Over at The Volokh Conspiracy, Jonathan Adler brings us a story about a retired couple in Mass who are quite happy with their insurance, but they’ve been told it is unacceptable under Mass rules and they’ve been fined. Go read the post and the comments.
This is comment that I left there today at 8:27 pm
Reading the comments it seems that many people equate using the emergency room with being un/under-insured.
On Monday night I had to take my soon to be 9-year-old son to the emergency room/acute care center. He had been running in the hall at school that evening (we were there for Cub Scouts) and he ran into a door. He smashed his left middle finger (distal phalanx), and when pulling his finger out from between the door edge and the wall, cut the pad of his finger pretty deeply. He required an x-ray of his finger to ensure he hadn’t broken it and four stitches to close the wound.
We have insurance and had to go to acute care since it was obvious that it couldn’t wait until the next day when I may have been able to get an appointment with his pediatrician.
There may be a lot of people that use the E/R as a primary care facility, but that is because of the Emergency Medical Treatment and Labor Act (EMTALA). There also seems to be a misunderstanding of what treatment is required for those that are uninsured. EMTALA requires only that the patient be stabilized.
When I was a kid, my father had catastrophic insurance through the university he worked for. Regular old doctor visits and vaccines were paid for at the visit or in a couple of payments. Insurance kicked in when my sister fell on a two by four and got a puncture wound in her thigh after running through the yard next door where they were building a house and my Dad had to take my sister to the hospital.
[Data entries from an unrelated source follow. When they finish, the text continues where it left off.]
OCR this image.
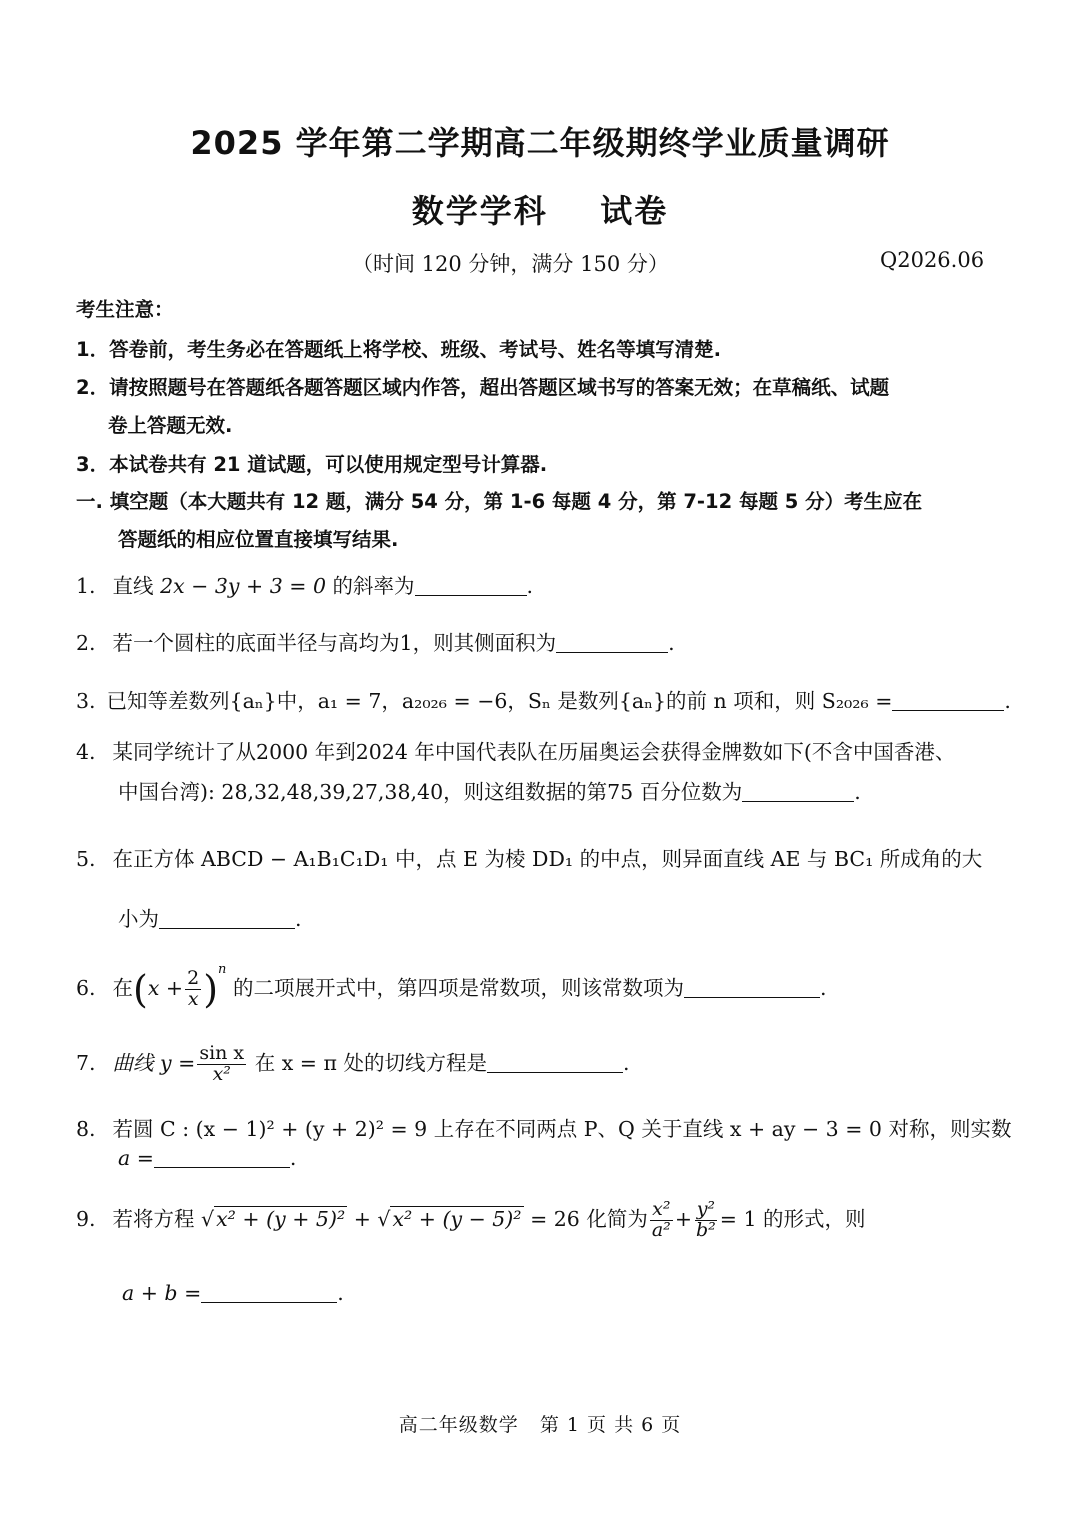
2025 学年第二学期高二年级期终学业质量调研
数学学科    试卷
（时间 120 分钟，满分 150 分）	Q2026.06
考生注意：
1．答卷前，考生务必在答题纸上将学校、班级、考试号、姓名等填写清楚.
2．请按照题号在答题纸各题答题区域内作答，超出答题区域书写的答案无效；在草稿纸、试题
卷上答题无效.
3．本试卷共有 21 道试题，可以使用规定型号计算器.
一. 填空题（本大题共有 12 题，满分 54 分，第 1-6 每题 4 分，第 7-12 每题 5 分）考生应在
答题纸的相应位置直接填写结果.
1. 直线 2x − 3y + 3 = 0 的斜率为	.
2. 若一个圆柱的底面半径与高均为1，则其侧面积为	.
3. 已知等差数列{aₙ}中，a₁ = 7，a₂₀₂₆ = −6，Sₙ 是数列{aₙ}的前 n 项和，则 S₂₀₂₆ =	.
4. 某同学统计了从2000 年到2024 年中国代表队在历届奥运会获得金牌数如下(不含中国香港、
中国台湾): 28,32,48,39,27,38,40，则这组数据的第75 百分位数为	.
5. 在正方体 ABCD − A₁B₁C₁D₁ 中，点 E 为棱 DD₁ 的中点，则异面直线 AE 与 BC₁ 所成角的大
小为	.
6. 在$(x + \frac{2}{x} )^n$ 的二项展开式中，第四项是常数项，则该常数项为	.
7. 曲线 $y = \frac{\text{sin x}}{\text{x²}}$ 在 x = π 处的切线方程是	.
8. 若圆 C : (x − 1)² + (y + 2)² = 9 上存在不同两点 P、Q 关于直线 x + ay − 3 = 0 对称，则实数
a =	.
9. 若将方程 √x² + (y + 5)² + √x² + (y − 5)² = 26 化简为 $\frac{\text{x²}}{\text{a²}} + \frac{\text{y²}}{\text{b²}} = 1$ 的形式，则
a + b =	.
高二年级数学   第 1 页 共 6 页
When my husband had a tonsillectomy as a child, his parents made payments to the hospital until the bill was paid off.
Back then we knew what we were paying for our health care. Now we pay $300 a month and a $3,000 deductible for a PPO and we don’t reach our annual deductible in regular medical costs, even with a child with chronic illnesses. We still pay for our insurance in case of a catastrophic illness or injury.
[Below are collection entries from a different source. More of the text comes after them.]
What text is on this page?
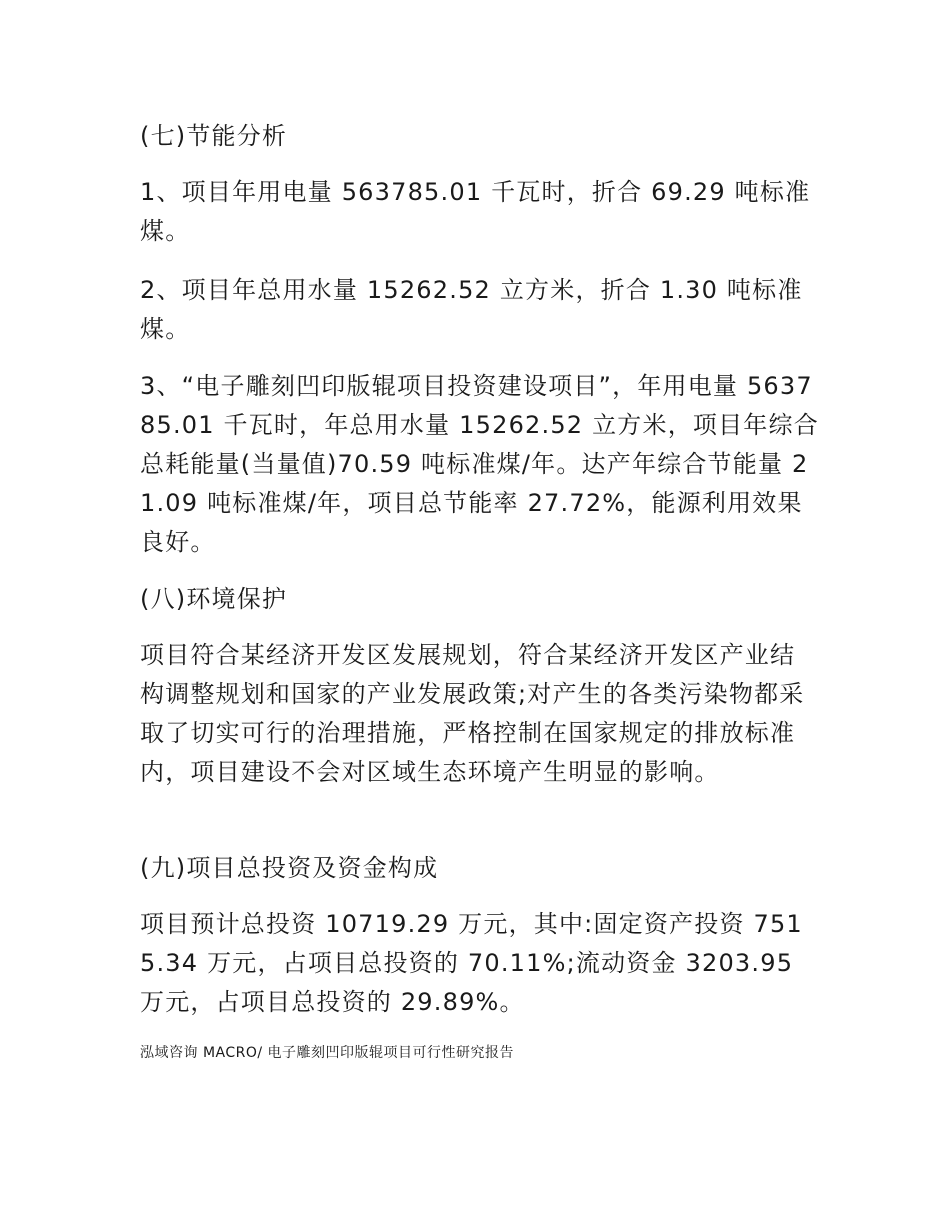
(七)节能分析

1、项目年用电量 563785.01 千瓦时，折合 69.29 吨标准煤。

2、项目年总用水量 15262.52 立方米，折合 1.30 吨标准煤。

3、“电子雕刻凹印版辊项目投资建设项目”，年用电量 563785.01 千瓦时，年总用水量 15262.52 立方米，项目年综合总耗能量(当量值)70.59 吨标准煤/年。达产年综合节能量 21.09 吨标准煤/年，项目总节能率 27.72%，能源利用效果良好。

(八)环境保护

项目符合某经济开发区发展规划，符合某经济开发区产业结构调整规划和国家的产业发展政策;对产生的各类污染物都采取了切实可行的治理措施，严格控制在国家规定的排放标准内，项目建设不会对区域生态环境产生明显的影响。

(九)项目总投资及资金构成

项目预计总投资 10719.29 万元，其中:固定资产投资 7515.34 万元，占项目总投资的 70.11%;流动资金 3203.95 万元，占项目总投资的 29.89%。

泓域咨询 MACRO/ 电子雕刻凹印版辊项目可行性研究报告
My monthly premium is lower because of the relatively high deductible. It seems that Mass wouldn’t allow me that choice. How much of an increase would there be in my premiums for a lower deductible? How much of a
tax fine? Up above some people seem to be saying that the tax fine that the Williams must pay amounts to “only” $80 a month. But that’s if the Commonwealth of Mass will take monthly payments. I’d not be surprised if the tax fine was due, in full, last week or face interest charges…
Being forced to pay for coverage that I don’t want or need is another story. That’s like going to the store for milk and eggs and being told you must also purchase and pay for oatmeal, salmon fillets, and fresh asparagus and beets. Oh, and by the way, that whole milk you wanted to buy? So sorry, it’s skim for you.